Застолье хрусталём тогда звенело, балагурило навеселе; мужики выходили подымить на площадку и Фёдор с ними тоже, хотя и не курил.
– Ну, вот! Поздравляю! – воскликнул Василий Капранович, добродушно обнимая зятя. – Теперь пойдут пелёнки, распашонки. Спокойная твоя житуха, Федя, кончилась.
Правая, горделиво вскинутая бровь его – ещё сильнее вскинулась.
– Всё только начинается, – загадочно ответил зять. – Я вместе с пелёнками и чемодан купил…
Восторженно горящие глаза у тестя медленно погасли.
– Чемодан? Я что-то не понял. Что это значит? – В Москву поеду.
Озадаченный тесть глубоко затянулся.
– В Москву? Зачем? А как же здесь?
– Нормально, – успокоил зять. – Мавр сделал своё дело, мавр может уходить, – грустно улыбаясь, произнёс он цитату из драмы Шиллера.
Тесть был простым рабочим, крайне далёким от Шиллера. – А причём тут мавра? Что происходит?
– Потом объясню, – пообещал Полынцев, отмахиваясь от дыма. – Я уезжаю на заработки.
– А-а! Ну, это другое дело. – Василий Капранович тяжёлой пролетарской рукой поцарапал затылок. – И что? Надолго?
– Пока не знаю.
– А здесь-то что? Никак?
– Здесь не получается. А там есть кой-какие зацепки.
– Ты мужик, хозяин, – согласился тесть, – тебе решать.
– Естественно! – с гонорком подхватил захмелевший Полынцев. – Я сам свою судьбу построю.
Красивые слова умел он говорить, только ещё не знал элементарного: какие бы красивые слова не говорили мы – поступки наши говорят куда красноречивей.
Ах, какой тогда был снегопад!

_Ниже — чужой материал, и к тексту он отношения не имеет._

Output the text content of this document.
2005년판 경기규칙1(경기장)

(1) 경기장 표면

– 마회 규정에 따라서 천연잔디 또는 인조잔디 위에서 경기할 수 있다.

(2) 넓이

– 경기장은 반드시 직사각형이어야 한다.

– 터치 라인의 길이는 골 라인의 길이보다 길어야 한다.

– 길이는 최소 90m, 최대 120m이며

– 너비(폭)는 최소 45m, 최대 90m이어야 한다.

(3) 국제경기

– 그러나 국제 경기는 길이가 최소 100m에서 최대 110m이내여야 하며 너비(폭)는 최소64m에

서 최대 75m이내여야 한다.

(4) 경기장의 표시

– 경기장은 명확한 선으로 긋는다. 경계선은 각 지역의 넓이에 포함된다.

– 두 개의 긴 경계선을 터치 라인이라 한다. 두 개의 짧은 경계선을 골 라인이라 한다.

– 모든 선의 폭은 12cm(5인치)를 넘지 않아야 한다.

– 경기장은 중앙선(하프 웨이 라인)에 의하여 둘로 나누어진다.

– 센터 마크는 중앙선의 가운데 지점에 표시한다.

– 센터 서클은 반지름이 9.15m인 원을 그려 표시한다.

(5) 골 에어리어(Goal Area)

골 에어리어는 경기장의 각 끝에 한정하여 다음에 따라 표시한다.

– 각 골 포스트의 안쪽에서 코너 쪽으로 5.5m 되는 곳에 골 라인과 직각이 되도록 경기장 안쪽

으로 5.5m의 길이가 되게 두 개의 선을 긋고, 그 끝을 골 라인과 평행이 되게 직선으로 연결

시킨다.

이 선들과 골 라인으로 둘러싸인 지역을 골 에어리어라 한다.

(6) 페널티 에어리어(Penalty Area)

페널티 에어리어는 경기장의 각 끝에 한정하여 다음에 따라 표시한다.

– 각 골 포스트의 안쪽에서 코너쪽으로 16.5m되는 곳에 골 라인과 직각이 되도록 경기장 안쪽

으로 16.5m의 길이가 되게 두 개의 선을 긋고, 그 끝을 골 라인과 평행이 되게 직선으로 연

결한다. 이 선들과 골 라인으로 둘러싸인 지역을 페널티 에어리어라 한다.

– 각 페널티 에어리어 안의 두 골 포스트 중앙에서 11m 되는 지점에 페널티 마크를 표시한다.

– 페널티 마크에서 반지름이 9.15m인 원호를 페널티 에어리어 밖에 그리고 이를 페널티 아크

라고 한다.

Колдовство и светопреставление! «Снегопредставление» – такой неологизм придумал он, оказавшись на пороге прощания. Снег шарахнул как из пушки – огорошил, ослепил. Полынцев, неосмотрительно легко одетый, ругая себя дураком и простофилей, стоял, разинув рот, смотрел на снегопад, разноцветно и волшебно озарённый простыми фонарями и трехголовыми уличными канделябрами, искусно откованными лет двести назад. Он совершенно забыл о сюрпризах здешней майской погоды и потому оказался в одной рубахе посреди заснеженного города. Снег выпал ближе к ночи, когда Фёдор – не то, чтобы тайком, но как-то суетливо, скомкано – собрался и поехал на вокзал. Снегопредставление изумило его и одновременно встревожило. Он смотрел на газоны, где уже проклюнулись цветы, смотрел на озеленённые кусты, деревья. Он, как сейчас это помнится, тревожился о том, как бы не погибла, не померзла вся эта вешняя флора. И ничуть ему не горевалось, не печалилось о тех, кого бросает на произвол судьбы. А что горевать? И зачем рассиропливаться? Сам он вырос без отца потому, наверное, с весёлою, гусарской бесшабашностью оставлял семью – не первую, кстати сказать, но там-то хоть были одни только жёны, детишек не завёл, а тут…
Фёдор оглянулся – от подъезда за ним протянулись чёрные следы по снегопаду. Он передёрнул плечами: не столько зябко было, сколько неприятно смотреть на эту цепь, которую он сам размашисто растягивал – до первой станции метро.
«Ничего! – бодрился беспечный ходок, уже располагаясь около прохладного вагонного окна. – Я вырос, не загнулся, парень тоже вырастет! Если разобраться, так ему без папки будет даже лучше. Самый страшный звук для мужика – голос плачущего младенца. Где-то прочитал, не помню где».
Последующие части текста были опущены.